Mother waited 874 days

At a news conference after the indictments were issued, Tamika Palmer, Taylor’s mother, said that while the Justice Department’s action is satisfying, the circumstances of her daughter’s death at the hands of police remain painful.

“I’ve waited 874 days for today,” Palmer said, “and it’s here now”.

Ben Crump, one of the lawyers for Taylor’s family, called the federal charges “a huge step toward justice”.

“It’s about Breonna and all the other Breonnas across America,” he said.

Maurice Mitchell, a leader of the Movement for Black Lives, said the federal case against the police officers “proves that Breonna Taylor’s family, the community and our movement were right from the very beginning, despite being gaslit from local authorities and others”.

He expressed hope that the Justice Department’s pursuit of cases involving killings by police officers or white vigilantes in 2020 — Ahmaud Arbery (in February), Breonna Taylor (March) and George Floyd (May) — “sends a message that you can’t kill Black people with impunity.
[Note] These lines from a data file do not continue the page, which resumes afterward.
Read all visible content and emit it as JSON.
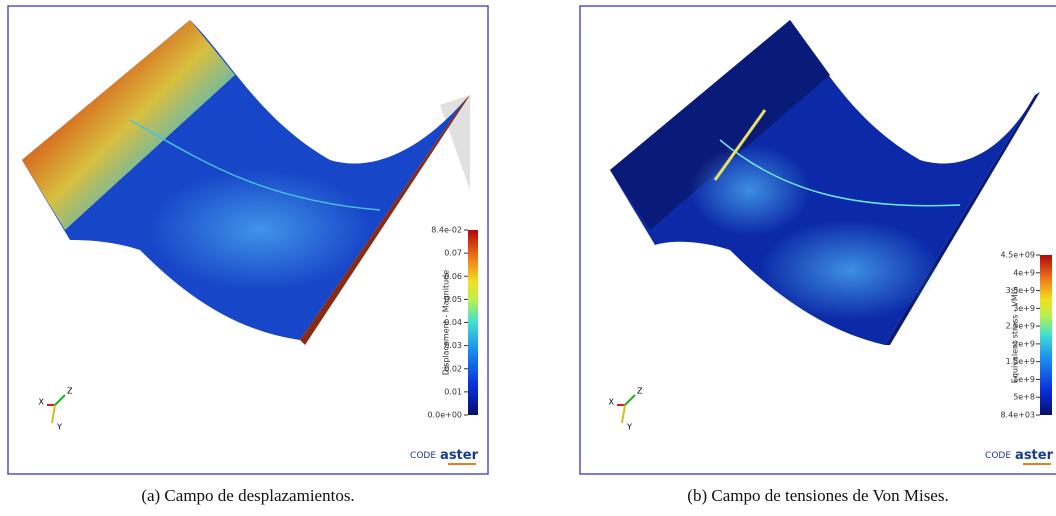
{
  "panels": [
    {
      "colorbar": {
        "title": "Displacement - Magnitude",
        "ticks": [
          "8.4e-02",
          "0.07",
          "0.06",
          "0.05",
          "0.04",
          "0.03",
          "0.02",
          "0.01",
          "0.0e+00"
        ]
      },
      "axes": [
        "X",
        "Y",
        "Z"
      ],
      "logo": {
        "prefix": "CODE",
        "name": "aster"
      },
      "caption": "(a) Campo de desplazamientos."
    },
    {
      "colorbar": {
        "title": "Equivalent stress - VMIS",
        "ticks": [
          "4.5e+09",
          "4e+9",
          "3.5e+9",
          "3e+9",
          "2.5e+9",
          "2e+9",
          "1.5e+9",
          "1e+9",
          "5e+8",
          "8.4e+03"
        ]
      },
      "axes": [
        "X",
        "Y",
        "Z"
      ],
      "logo": {
        "prefix": "CODE",
        "name": "aster"
      },
      "caption": "(b) Campo de tensiones de Von Mises."
    }
  ]
}
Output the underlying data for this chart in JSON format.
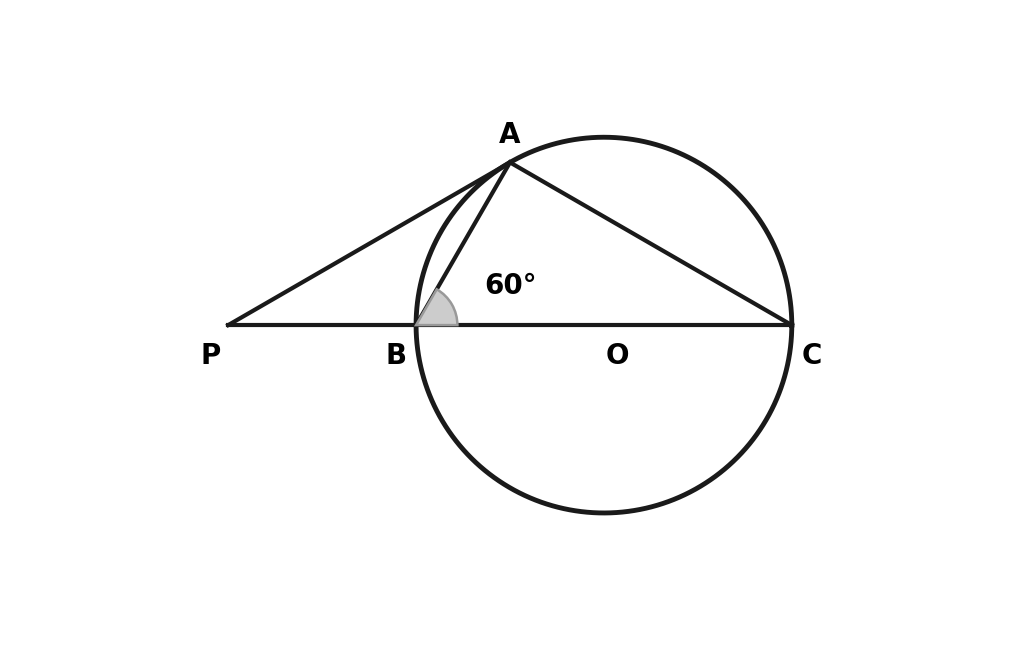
{
  "background_color": "#ffffff",
  "line_color": "#1a1a1a",
  "line_width": 3.0,
  "circle_lw": 3.5,
  "angle_arc_color": "#999999",
  "angle_fill_color": "#cccccc",
  "label_A": "A",
  "label_B": "B",
  "label_O": "O",
  "label_C": "C",
  "label_P": "P",
  "label_angle": "60°",
  "font_size": 20,
  "font_weight": "bold",
  "xlim": [
    -3.2,
    2.2
  ],
  "ylim": [
    -1.6,
    1.5
  ]
}
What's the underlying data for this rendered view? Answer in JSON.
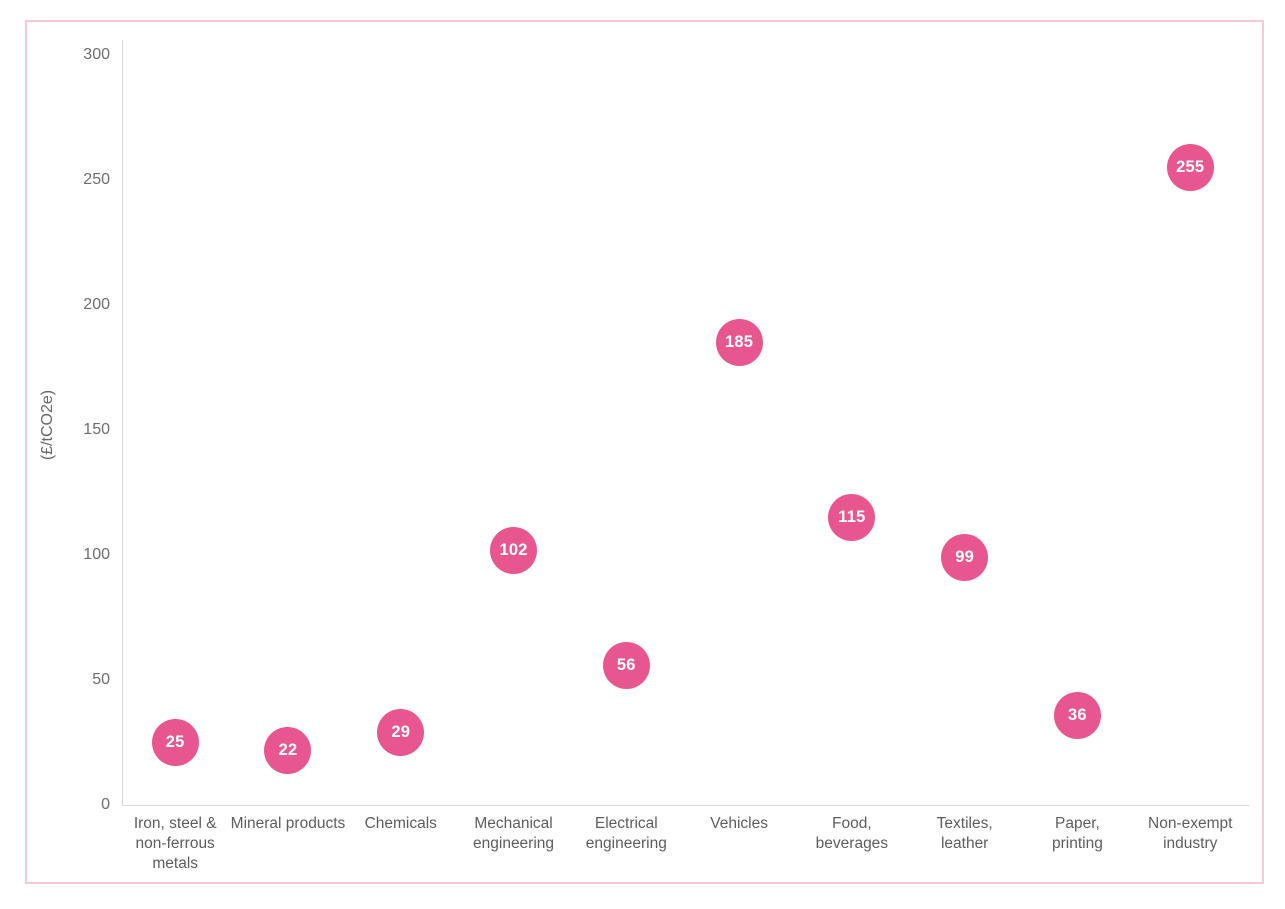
{
  "chart_data": {
    "type": "scatter",
    "title": "",
    "xlabel": "",
    "ylabel": "(£/tCO2e)",
    "ylim": [
      0,
      300
    ],
    "yticks": [
      0,
      50,
      100,
      150,
      200,
      250,
      300
    ],
    "grid": false,
    "legend": false,
    "categories": [
      "Iron, steel &\nnon-ferrous\nmetals",
      "Mineral products",
      "Chemicals",
      "Mechanical\nengineering",
      "Electrical\nengineering",
      "Vehicles",
      "Food,\nbeverages",
      "Textiles,\nleather",
      "Paper,\nprinting",
      "Non-exempt\nindustry"
    ],
    "values": [
      25,
      22,
      29,
      102,
      56,
      185,
      115,
      99,
      36,
      255
    ],
    "points": [
      {
        "label": "Iron, steel & non-ferrous metals",
        "value": 25
      },
      {
        "label": "Mineral products",
        "value": 22
      },
      {
        "label": "Chemicals",
        "value": 29
      },
      {
        "label": "Mechanical engineering",
        "value": 102
      },
      {
        "label": "Electrical engineering",
        "value": 56
      },
      {
        "label": "Vehicles",
        "value": 185
      },
      {
        "label": "Food, beverages",
        "value": 115
      },
      {
        "label": "Textiles, leather",
        "value": 99
      },
      {
        "label": "Paper, printing",
        "value": 36
      },
      {
        "label": "Non-exempt industry",
        "value": 255
      }
    ],
    "colors": {
      "bubble": "#e8568f",
      "bubble_text": "#ffffff",
      "axis_line": "#d9d9d9",
      "tick_text": "#6d6d6d",
      "category_text": "#5d5d5d",
      "y_title_text": "#666666",
      "frame_border": "#f8c8d9",
      "background": "#ffffff"
    }
  }
}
There will be a cost”.

What next?

Jim Pasco, executive director of the National Fraternal Order of Police, said his organisation is working to ensure that the four police officers receive due process in the federal case. The so-called police “unions” have always defended cops who murder innocent Black people and the racist institution.

Crump, a national civil rights lawyer involved in most of the other police shooting cases and his fellow attorneys also denounced Kentucky Republican Attorney General Daniel Cameron for declining to charge any officers. Cameron is the first African American to serve as Attorney General.
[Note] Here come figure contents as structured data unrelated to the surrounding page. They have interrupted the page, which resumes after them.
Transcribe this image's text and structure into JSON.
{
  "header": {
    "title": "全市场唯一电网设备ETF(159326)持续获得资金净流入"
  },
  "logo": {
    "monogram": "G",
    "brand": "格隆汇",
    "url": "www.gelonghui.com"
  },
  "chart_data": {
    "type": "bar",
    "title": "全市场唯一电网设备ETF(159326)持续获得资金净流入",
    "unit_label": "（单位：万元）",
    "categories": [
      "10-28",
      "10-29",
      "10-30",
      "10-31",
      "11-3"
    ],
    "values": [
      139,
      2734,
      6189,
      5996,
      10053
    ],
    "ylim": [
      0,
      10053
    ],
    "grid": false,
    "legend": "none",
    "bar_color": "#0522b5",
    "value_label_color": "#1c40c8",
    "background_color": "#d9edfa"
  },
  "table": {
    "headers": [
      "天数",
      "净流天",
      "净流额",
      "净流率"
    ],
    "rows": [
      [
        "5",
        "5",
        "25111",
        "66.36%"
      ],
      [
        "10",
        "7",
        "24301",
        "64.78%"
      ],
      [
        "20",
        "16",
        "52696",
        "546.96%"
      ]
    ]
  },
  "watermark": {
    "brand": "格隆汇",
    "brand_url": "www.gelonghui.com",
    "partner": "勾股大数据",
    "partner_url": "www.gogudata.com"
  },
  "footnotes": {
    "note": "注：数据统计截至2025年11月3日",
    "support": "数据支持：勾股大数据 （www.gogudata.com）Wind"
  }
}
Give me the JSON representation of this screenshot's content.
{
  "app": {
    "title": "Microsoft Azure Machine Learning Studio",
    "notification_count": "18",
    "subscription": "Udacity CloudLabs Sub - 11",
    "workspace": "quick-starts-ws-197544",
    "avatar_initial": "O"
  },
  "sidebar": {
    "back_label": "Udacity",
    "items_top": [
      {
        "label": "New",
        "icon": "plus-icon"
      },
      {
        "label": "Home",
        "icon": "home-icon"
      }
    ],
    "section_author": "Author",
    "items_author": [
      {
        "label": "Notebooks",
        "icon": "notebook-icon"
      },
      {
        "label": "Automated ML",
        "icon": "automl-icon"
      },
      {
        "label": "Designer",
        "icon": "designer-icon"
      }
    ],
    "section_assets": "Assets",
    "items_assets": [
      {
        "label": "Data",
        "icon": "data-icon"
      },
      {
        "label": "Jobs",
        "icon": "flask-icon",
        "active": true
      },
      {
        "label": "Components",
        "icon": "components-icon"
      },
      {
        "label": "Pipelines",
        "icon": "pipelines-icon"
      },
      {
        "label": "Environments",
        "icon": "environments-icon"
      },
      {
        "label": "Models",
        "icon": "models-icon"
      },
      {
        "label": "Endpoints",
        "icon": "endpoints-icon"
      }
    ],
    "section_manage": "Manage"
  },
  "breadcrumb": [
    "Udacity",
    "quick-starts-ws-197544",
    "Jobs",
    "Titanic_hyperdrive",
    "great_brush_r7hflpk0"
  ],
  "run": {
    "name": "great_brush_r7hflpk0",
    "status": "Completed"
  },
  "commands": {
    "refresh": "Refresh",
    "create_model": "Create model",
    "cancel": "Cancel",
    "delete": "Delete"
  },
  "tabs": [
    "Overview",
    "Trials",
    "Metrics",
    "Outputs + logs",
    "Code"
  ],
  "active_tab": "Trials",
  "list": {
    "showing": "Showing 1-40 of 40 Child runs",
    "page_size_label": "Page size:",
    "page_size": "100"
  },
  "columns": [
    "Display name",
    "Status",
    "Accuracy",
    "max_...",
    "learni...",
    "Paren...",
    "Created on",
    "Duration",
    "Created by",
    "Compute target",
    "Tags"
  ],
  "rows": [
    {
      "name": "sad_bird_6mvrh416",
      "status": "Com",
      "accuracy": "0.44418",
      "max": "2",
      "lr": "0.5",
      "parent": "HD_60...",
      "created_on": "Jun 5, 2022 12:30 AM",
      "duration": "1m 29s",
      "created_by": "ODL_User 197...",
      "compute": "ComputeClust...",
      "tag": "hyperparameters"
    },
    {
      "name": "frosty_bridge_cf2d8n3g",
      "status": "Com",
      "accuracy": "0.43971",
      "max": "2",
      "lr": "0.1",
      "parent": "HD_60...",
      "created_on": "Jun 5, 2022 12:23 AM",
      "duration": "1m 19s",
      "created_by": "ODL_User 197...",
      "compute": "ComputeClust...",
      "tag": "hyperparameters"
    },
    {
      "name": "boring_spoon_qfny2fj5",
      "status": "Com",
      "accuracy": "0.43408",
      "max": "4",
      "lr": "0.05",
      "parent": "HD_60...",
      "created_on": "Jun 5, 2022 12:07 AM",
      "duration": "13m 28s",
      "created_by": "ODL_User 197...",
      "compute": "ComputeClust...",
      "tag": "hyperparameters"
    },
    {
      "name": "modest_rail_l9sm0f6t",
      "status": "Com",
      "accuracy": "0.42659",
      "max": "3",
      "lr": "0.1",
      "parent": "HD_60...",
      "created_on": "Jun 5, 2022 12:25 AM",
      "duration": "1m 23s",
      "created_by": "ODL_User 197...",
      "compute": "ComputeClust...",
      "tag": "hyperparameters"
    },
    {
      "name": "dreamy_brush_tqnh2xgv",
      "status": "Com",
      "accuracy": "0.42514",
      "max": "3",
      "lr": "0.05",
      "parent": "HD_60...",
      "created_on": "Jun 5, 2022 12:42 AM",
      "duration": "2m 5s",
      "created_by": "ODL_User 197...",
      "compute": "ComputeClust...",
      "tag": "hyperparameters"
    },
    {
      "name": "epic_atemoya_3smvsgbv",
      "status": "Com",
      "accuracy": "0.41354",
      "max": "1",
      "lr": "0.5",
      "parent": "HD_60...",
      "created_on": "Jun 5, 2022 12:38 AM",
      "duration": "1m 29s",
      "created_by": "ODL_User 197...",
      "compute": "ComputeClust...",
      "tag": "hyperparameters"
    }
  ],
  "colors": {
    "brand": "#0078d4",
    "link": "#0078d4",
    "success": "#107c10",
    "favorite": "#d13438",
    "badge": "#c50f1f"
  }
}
The election of President Joe Biden in 2020 — who advocates hiring 100,000 police nationally and rejects demands to defund police — did not slow down the fight for justice. His largest electoral bloc is the African American community. In the end, his Justice Department took positive action.

The lesson of the two-year battle for justice is the importance of grassroots organising, not relying on the two major parties or elected officials. It was the hallmark of the BLM movement, which remains active. It is what forced the Justice Department to investigate the Louisville police department and finally issue indictments.

The civil rights violation charges and arrests are a significant victory, but the trials will decide if any of the four police officers will be convicted. It rarely happens. The police convictions for George Floyd’s murder were only the result of mass protests — the most sustained movement since the 1960s.

Since Black men and women continue to be shot and brutalised by police every week somewhere in the US, the movement must remain vigilant. Its most left and militant wing must continue to educate and demand radical changes to the policing, criminal justice and mass prison incarceration system and win justice for its victims.